In its effort to increase the suppression of dissenters, the Turkish government has detained and arrested many pro-democracy politicians.
On 25 September, Ankara’s Chief Public Prosecutor’s Office has decided to detain 82 people in seven provinces as part of the investigation into the ‘Kobanî protests’ of October 2014. Seventeen of the Peoples’ Democratic Party (HDP) politicians were arrested.
The accusations against HDP members, including former co-chairs Selahattin Demirtaş and Figen Yüksekdağ, are based on HDP statements made in that period. The HDP had called for people to protest against both the ISIS attacks on Kobanî and the attitudes of the ruling Justice and Development Party (AKP).
The main causes of the protests were the Islamic State of Iraq and Syria’s (ISIS) attacks on Kobanî in northern Syria, and the conspicuous silence of the Turkish government. Protests broke out in several cities in Turkey. Many people died and were injured, but the true figures are still not clear.
Three days of protests
The war in Syria began in 2011. As ISIS gained strength it attacked Kobanî on 15 September 2014, following the takeover of Mosul city. Meanwhile, ISIS released 49 Turkish consulate staff who were being held as hostages and delivered them to Turkey.
The silence of Turkey on ISIS’s attacks triggered reactions in Turkey’s eastern cities. The attacks led people in Turkey to take to the streets on 6 October. Protests broke out in 35 cities, including İstanbul, İzmir, Ankara and Antep.
While the Justice and Development Party (AKP) stayed silent on the ISIS attacks, it deployed security forces to counter protesters in many cities. In some areas, civilians carried out armed assaults against protesters. Fights broke out between the protesters and members of the pro-Islamic Free Cause Party (Hüda-Par), and the death toll increased.

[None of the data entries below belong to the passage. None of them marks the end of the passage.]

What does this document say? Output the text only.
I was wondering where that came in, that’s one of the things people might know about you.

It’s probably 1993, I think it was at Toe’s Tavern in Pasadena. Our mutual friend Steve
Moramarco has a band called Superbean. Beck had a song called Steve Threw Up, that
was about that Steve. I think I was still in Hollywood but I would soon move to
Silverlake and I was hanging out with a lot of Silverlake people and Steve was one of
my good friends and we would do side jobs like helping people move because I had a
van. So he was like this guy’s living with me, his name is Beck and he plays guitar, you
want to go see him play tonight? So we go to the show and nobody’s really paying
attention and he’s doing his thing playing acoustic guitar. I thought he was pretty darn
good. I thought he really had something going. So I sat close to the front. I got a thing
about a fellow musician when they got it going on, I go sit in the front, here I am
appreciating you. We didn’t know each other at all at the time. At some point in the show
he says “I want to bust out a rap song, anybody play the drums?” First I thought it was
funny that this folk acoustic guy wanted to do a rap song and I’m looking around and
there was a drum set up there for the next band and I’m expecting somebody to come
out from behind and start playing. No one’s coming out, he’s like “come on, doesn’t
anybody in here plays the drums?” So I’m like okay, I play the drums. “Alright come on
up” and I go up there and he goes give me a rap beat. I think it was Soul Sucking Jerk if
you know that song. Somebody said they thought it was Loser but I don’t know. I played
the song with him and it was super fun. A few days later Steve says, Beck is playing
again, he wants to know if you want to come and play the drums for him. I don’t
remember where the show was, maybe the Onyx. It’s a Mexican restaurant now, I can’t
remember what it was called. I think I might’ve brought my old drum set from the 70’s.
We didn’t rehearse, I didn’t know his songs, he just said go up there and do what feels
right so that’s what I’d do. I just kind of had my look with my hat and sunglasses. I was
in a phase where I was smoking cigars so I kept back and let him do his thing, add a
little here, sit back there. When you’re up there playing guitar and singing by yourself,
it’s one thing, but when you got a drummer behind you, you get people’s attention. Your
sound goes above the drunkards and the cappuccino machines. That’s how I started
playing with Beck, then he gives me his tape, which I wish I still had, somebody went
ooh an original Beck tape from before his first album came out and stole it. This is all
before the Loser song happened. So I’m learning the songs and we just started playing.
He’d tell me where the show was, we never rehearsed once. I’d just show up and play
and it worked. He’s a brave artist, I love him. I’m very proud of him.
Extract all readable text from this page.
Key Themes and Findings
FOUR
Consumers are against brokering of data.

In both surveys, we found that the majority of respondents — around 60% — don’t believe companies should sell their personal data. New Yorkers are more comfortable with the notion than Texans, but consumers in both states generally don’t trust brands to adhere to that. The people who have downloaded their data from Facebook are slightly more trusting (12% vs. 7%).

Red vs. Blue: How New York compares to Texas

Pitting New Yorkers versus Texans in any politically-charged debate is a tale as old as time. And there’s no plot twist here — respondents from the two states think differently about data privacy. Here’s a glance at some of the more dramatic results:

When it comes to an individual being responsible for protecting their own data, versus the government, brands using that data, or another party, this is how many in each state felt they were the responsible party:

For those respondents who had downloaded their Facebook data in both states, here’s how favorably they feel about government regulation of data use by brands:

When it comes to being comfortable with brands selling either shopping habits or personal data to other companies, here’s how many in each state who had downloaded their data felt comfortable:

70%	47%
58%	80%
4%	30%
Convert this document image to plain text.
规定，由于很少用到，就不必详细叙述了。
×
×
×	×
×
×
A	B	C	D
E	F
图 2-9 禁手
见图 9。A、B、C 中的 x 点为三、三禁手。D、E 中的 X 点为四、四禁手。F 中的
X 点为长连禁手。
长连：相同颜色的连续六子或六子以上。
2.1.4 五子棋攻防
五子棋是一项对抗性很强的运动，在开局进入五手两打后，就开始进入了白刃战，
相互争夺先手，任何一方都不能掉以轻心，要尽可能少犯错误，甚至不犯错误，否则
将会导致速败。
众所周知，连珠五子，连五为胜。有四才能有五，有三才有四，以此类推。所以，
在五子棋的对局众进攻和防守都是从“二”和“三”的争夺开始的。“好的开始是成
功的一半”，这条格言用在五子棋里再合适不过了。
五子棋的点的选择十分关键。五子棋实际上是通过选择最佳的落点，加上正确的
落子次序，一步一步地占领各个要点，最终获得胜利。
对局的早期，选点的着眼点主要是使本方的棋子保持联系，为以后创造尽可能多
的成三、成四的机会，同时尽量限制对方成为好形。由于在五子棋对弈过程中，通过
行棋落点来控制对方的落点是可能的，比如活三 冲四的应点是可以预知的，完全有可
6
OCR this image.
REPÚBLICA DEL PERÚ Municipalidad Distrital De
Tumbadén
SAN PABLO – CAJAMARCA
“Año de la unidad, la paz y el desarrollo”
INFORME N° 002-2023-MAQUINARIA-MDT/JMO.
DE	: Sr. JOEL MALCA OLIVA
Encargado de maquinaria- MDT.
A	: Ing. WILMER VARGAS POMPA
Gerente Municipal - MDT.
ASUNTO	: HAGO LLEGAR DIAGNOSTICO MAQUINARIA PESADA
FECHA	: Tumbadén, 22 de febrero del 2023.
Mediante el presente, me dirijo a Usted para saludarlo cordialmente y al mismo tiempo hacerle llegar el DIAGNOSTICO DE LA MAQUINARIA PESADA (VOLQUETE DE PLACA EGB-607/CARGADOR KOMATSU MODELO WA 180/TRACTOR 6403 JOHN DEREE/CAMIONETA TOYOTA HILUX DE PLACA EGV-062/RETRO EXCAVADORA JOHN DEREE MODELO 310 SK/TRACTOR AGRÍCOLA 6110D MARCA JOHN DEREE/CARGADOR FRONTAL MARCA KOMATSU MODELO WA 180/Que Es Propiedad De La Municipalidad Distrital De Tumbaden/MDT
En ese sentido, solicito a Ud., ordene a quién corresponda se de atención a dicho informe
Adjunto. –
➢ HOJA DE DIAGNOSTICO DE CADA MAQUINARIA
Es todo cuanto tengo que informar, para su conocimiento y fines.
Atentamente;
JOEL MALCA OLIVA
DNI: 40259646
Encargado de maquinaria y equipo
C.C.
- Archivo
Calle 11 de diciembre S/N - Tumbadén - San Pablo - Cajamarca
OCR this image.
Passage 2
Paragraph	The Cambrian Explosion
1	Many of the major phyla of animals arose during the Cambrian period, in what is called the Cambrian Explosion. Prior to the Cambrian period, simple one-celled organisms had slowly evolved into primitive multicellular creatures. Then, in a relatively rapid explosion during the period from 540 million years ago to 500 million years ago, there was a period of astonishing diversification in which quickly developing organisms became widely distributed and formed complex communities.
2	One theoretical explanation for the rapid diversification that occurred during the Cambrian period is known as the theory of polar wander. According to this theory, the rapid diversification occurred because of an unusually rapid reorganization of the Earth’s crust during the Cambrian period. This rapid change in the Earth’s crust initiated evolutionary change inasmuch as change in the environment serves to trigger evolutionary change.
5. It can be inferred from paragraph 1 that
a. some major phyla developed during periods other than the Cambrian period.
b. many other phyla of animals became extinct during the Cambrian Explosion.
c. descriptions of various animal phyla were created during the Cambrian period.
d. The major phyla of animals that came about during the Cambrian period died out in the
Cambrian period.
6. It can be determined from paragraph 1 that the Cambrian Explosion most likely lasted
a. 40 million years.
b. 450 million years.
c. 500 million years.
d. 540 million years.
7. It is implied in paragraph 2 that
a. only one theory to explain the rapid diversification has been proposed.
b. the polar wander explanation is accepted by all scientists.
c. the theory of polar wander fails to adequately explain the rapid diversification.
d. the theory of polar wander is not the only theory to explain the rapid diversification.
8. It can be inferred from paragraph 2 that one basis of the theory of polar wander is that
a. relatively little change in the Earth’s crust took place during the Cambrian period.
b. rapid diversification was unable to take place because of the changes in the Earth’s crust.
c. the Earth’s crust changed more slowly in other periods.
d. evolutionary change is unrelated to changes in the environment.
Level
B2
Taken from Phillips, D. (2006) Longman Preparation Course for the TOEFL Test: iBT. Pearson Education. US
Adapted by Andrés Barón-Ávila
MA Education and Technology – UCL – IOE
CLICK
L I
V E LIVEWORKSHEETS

On 7 October, Prime Minister Recep Tayyip Erdoğan’s speech only escalated the chaos in the streets. “Kobanî is on the brink of a fall”, said Erdoğan in Antep city. The protests intensified after the statement and there were more deaths. In response, the Turkish government declared a State of Emergency in seven of eastern Turkey’s provinces.
On 8 October, Kurdistan Worker’s Party (PKK) leader Abdullah Öcalan called for calm and the protests began to ease. But deaths continued until 22 October.
54 people lost their lives
The precise death toll is still not clear. According to the data shared by the Ankara Public Prosecutor’s Office, 37 people lost their lives and 435 were injured.
According to data shared by the Security General Directorate, 48 civilians and two police officers lost their lives among 2,389 incidents across 36 provinces. In addition, 438 civilians and 331 police officers were injured, 4,291 people were detained, and 105 were arrested and imprisoned.
The Human Rights Foundation (İHD) also shared data on the protests, showing that, in total, 46 people had died.
More data was shared in research by the Mesopotamia Agency (MA), showing that there is some confusion around the list of the dead. Some of the deceased were not added to the list, while some who are still alive were on the list. MA’s research put the total number of deaths at 54.
However, even after six years, the precise numbers have not yet been confirmed.
Sancar called for a civil commission
HDP co-chair Mithat Sancar made a statement on the Kobanî protests, saying that 52 of “our people” were killed. “Several were assassinated brutally”, he said, before asking: “What are the facts? What happened?” Sancar called for a civil commission to be established to investigate the incidents.